The tests can be build with b2
from the Boost project or cmake
. If you are not a Boost developer, use cmake
.
git clone https://github.com/HDembinski/histogram.git
mkdir build && cd build
cmake ..
make
To run the tests, do make test
or ctest -v
for more output.
Code example
The following stripped-down example was taken from the Getting started section in the documentation. Have a look into the docs to see the full version with comments and more examples.
Example: Fill a 1d-histogram
#include <boost/histogram.hpp>
#include <boost/format.hpp> // used here for printing
#include <functional> // for std::ref
int main() {
namespace bh = boost::histogram;
auto h = bh::make_histogram(
bh::axis::regular<>(6, -1.0, 2.0, "x")
);
// fill histogram
auto data = { -0.4, 1.1, 0.3, 1.7 };
std::for_each(data.begin(), data.end(), std::ref(h));
// iterate over bins
for (auto x : bh::indexed(h)) {
std::cout << boost::format("bin %2i [%4.1f, %4.1f): %i\n")
% x[0] % x.bin(0).lower() % x.bin(0).upper() % *x;
}
std::cout << std::flush;
/* program output:
bin -1 [-inf, -1.0): 1
bin 0 [-1.0, -0.5): 1
bin 1 [-0.5, -0.0): 1
bin 2 [-0.0, 0.5): 2
bin 3 [ 0.5, 1.0): 0
bin 4 [ 1.0, 1.5): 1
bin 5 [ 1.5, 2.0): 1
bin 6 [ 2.0, inf): 2
*/
}
Benchmarks
Thanks to meta-programming and dynamic memory management, this library is not only safer, more flexible and convenient to use, but also faster than the competition. In the plot below, its speed is compared to classes from the GNU Scientific Library, the ROOT framework from CERN, and to the histogram functions in Numpy. The orange to red items are different compile-time configurations of the histogram in this library. More details on the benchmark are given in the documentation
What users say
John Buonagurio | Manager at Exponent®
"I just wanted to say 'thanks' for your awesome Histogram library. I'm working on a software package for processing meteorology data and I'm using it to generate wind roses with the help of Qt and QwtPolar. Looks like you thought of just about everything here – the circular axis type was practically designed for this application, everything 'just worked'."
Rationale
There is a lack of a widely-used free histogram class in C++. While it is easy to write a one-dimensional histogram, writing a general multi-dimensional histogram is not trivial. In high-energy physics, the ROOT framework from CERN is widely used, but it comes with a large dependency.
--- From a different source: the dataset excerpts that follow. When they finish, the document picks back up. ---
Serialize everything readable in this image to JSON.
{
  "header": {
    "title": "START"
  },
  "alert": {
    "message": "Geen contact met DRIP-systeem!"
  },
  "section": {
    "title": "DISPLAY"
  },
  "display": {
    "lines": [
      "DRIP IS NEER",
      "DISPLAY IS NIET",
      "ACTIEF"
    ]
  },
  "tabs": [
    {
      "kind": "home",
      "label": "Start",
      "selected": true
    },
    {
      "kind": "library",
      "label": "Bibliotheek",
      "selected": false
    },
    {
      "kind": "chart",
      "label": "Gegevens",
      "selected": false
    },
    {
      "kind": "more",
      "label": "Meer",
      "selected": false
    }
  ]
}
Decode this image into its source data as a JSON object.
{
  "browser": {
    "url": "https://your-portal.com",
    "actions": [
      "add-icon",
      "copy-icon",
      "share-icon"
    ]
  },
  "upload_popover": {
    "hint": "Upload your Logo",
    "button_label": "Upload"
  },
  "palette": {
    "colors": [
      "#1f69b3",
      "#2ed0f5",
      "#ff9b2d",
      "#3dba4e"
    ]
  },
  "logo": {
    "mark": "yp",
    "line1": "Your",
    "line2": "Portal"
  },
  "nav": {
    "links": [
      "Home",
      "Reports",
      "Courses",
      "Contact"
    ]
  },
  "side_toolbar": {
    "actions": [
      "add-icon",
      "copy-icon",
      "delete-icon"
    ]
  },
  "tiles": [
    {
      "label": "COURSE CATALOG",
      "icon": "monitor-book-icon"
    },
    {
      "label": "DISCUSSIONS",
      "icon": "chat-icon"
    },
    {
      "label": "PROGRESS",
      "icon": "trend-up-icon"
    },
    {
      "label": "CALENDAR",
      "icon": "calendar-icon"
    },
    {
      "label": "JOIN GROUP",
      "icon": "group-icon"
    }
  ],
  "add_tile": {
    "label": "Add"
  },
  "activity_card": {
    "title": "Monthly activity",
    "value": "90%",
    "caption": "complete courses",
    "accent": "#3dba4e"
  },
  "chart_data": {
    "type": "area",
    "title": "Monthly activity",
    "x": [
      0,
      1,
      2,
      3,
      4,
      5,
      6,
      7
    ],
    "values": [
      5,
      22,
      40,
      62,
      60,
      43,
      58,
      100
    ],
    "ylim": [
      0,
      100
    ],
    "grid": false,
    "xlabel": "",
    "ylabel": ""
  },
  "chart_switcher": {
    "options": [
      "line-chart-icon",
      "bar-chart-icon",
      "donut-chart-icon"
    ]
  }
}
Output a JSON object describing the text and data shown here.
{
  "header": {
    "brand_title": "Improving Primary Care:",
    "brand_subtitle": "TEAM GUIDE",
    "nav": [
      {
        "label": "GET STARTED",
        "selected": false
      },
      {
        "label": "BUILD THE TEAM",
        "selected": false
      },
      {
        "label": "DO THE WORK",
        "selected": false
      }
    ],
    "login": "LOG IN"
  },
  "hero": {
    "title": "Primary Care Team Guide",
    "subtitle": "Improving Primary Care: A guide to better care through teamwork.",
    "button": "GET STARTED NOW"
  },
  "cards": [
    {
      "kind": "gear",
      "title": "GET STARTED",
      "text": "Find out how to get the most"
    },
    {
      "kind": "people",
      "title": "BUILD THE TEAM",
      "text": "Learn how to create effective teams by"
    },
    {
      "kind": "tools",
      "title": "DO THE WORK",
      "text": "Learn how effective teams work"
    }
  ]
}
This histogram class is designed to be more convenient, flexible, and faster than the equivalent ROOT histograms. It is easy to integrate in your project if you already use Boost. The library comes in a C++14 design which follows the STL and Boost styles, and the general advice given by well-respected C++ experts (Meyers, Sutter and Alexandrescu, Stroustrup and others).
Read more about the design choices in the documentation
State of project
The histogram is nearly feature-complete. More than 500 individual tests make sure that the implementation works as expected. Full documentation is available. User feedback is appreciated!
The library was reviewed in September 2018 by the Boost Community under review manager Mateusz Loskot. It was conditionally accepted with requests to improve the interface and documentation. Current development is focusing on implementing these requests. Code-breaking changes of the interface are currently happening on the develop branch. If you want to use the library in production code, please use the latest release. After the library is released as part of Boost, the interface will be kept stable. The first release is planned for in April 2019 with Boost-1.70.